L'administration invoque l'article 2, § 4, de l'arrêté royal n° 149 du 30 décembre 1982, publié au Moniteur belge du 19 janvier 1983 et entré en vigueur le 29 janvier 1983. Les droits acquis le 31 décembre 1982 liés à l'exercice d'imposition 1982 sont donc mis à néant avec effet rétroactif. Pour éviter que les arrêtés royaux nos 48 et 149 ne soient contrôlés par le pouvoir judiciaire, la loi du 1er juillet 1983 les a confirmés.

A.1.2. Les appelantes avaient suggéré de poser deux questions préjudicielles. On n'aperçoit pas clairement si les mêmes questions sont contenues dans celle posée par la Cour d'appel, ou si la deuxième partie a été omise.

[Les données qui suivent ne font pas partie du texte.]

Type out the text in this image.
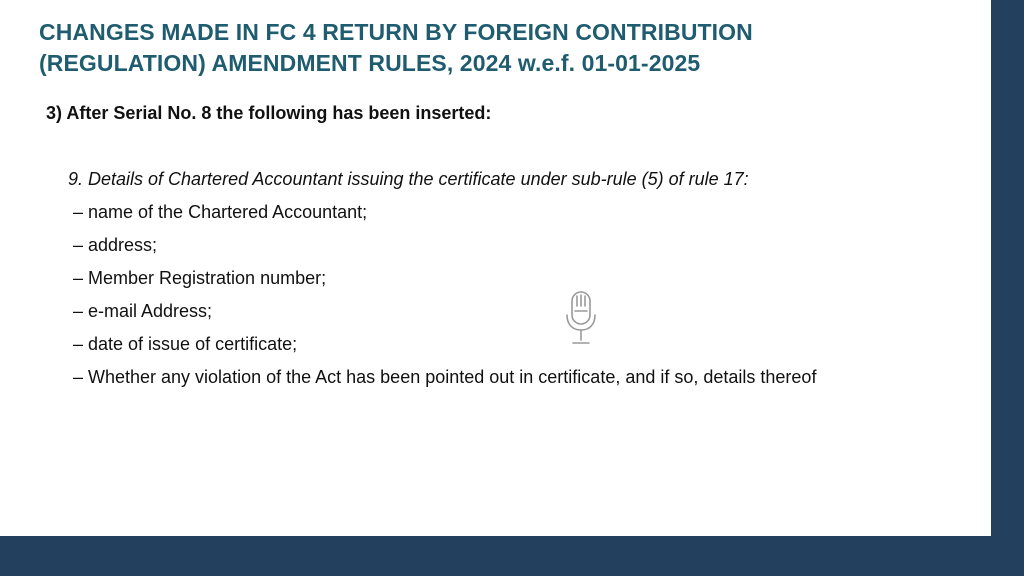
CHANGES MADE IN FC 4 RETURN BY FOREIGN CONTRIBUTION
(REGULATION) AMENDMENT RULES, 2024 w.e.f. 01-01-2025

3) After Serial No. 8 the following has been inserted:

9. Details of Chartered Accountant issuing the certificate under sub-rule (5) of rule 17:

– name of the Chartered Accountant;
– address;
– Member Registration number;
– e-mail Address;
– date of issue of certificate;
– Whether any violation of the Act has been pointed out in certificate, and if so, details thereof
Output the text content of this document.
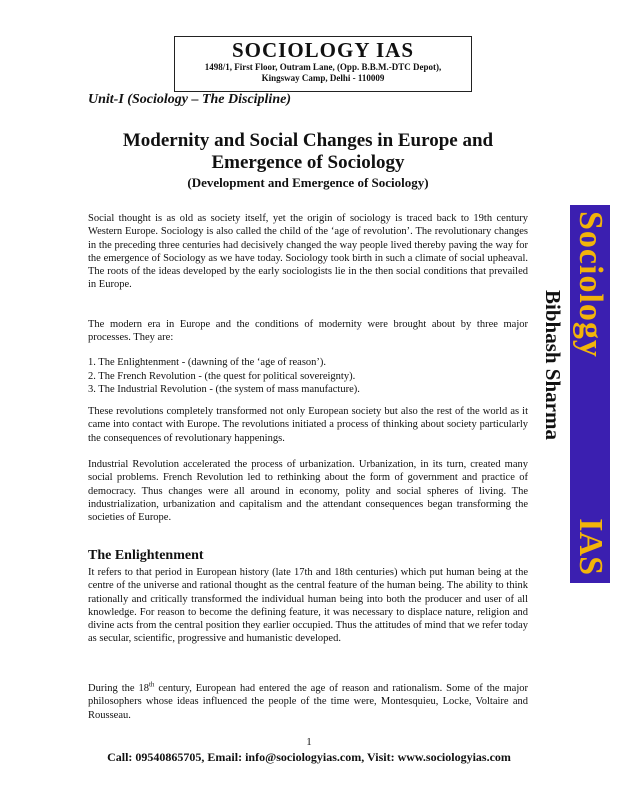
SOCIOLOGY IAS
1498/1, First Floor, Outram Lane, (Opp. B.B.M.-DTC Depot),
Kingsway Camp, Delhi - 110009
Unit-I (Sociology – The Discipline)
Modernity and Social Changes in Europe and
Emergence of Sociology
(Development and Emergence of Sociology)
Social thought is as old as society itself, yet the origin of sociology is traced back to 19th century Western Europe. Sociology is also called the child of the ‘age of revolution’. The revolutionary changes in the preceding three centuries had decisively changed the way people lived thereby paving the way for the emergence of Sociology as we have today. Sociology took birth in such a climate of social upheaval. The roots of the ideas developed by the early sociologists lie in the then social conditions that prevailed in Europe.
The modern era in Europe and the conditions of modernity were brought about by three major processes. They are:
1. The Enlightenment - (dawning of the ‘age of reason’).
2. The French Revolution - (the quest for political sovereignty).
3. The Industrial Revolution - (the system of mass manufacture).
These revolutions completely transformed not only European society but also the rest of the world as it came into contact with Europe. The revolutions initiated a process of thinking about society particularly the consequences of revolutionary happenings.
Industrial Revolution accelerated the process of urbanization. Urbanization, in its turn, created many social problems. French Revolution led to rethinking about the form of government and practice of democracy. Thus changes were all around in economy, polity and social spheres of living. The industrialization, urbanization and capitalism and the attendant consequences began transforming the societies of Europe.
The Enlightenment
It refers to that period in European history (late 17th and 18th centuries) which put human being at the centre of the universe and rational thought as the central feature of the human being. The ability to think rationally and critically transformed the individual human being into both the producer and user of all knowledge. For reason to become the defining feature, it was necessary to displace nature, religion and divine acts from the central position they earlier occupied. Thus the attitudes of mind that we refer today as secular, scientific, progressive and humanistic developed.
During the 18th century, European had entered the age of reason and rationalism. Some of the major philosophers whose ideas influenced the people of the time were, Montesquieu, Locke, Voltaire and Rousseau.
1
Call: 09540865705, Email: info@sociologyias.com, Visit: www.sociologyias.com
Bibhash Sharma
Sociology
IAS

Dans l'exposé qui suit, les deux parties sont traitées séparément. Si les décisions de renvoi entendaient écarter une partie, cela ressortirait de la motivation.

A.1.3. S'agissant de la première partie, la Cour d'appel a correctement formulé la thèse des appelantes lorsqu'elle considère « que l'appelante fait valoir que le principe d'égalité est violé du fait que le Roi, en tant que législateur, en vertu de l'article 78 de la Constitution/ancien, a employé, pour éviter une ' évasion fiscale ' (à savoir, pouvoir bénéficier deux fois au lieu d'une de la déduction de la réserve d'investissement au titre du même exercice d'imposition), un moyen (l'article 2, § 4, de l'arrêté royal n° 149) qui n'est pas adéquat et qui est disproportionné au but poursuivi, puisqu'il en résulte que le contribuable qui a anticipé la date de clôture de son exercice comptable ne peut ni déduire la réserve d'investissement ni imputer la déduction pour investissement; que l'appelante estime que le principe d'égalité a donc été violé dès lors que tous les autres contribuables qui n'ont pas procédé au ' déplacement ' de leur exercice comptable ont, quant à eux, pu obtenir à tout le moins la déduction pour investissement. » Il résulte des normes mentionnées plus haut que les appelantes ne peuvent obtenir ni l'immunisation de la réserve d'investissement ni la déduction pour investissement. La discrimination consiste en ce que d'autres contribuables qui n'ont pas modifié la date de clôture de l'exercice comptable peuvent bénéficier normalement de la déduction pour investissement.

La thèse selon laquelle l'article 2, § 4, de l'arrêté royal n° 149 du 30 décembre 1982 viole les articles 10 et 11 de la Constitution doit être adaptée, étant donné que la Cour d'arbitrage ne contrôle pas des arrêtés, mais la loi. La Cour se prononcera sur l'article précité tel qu'il a été confirmé par l'article 11 de la loi du 1er juillet 1983.

A.1.4. La seconde partie de la question préjudicielle porte sur l'effet rétroactif de la mesure, qui viole le principe général de la sécurité juridique.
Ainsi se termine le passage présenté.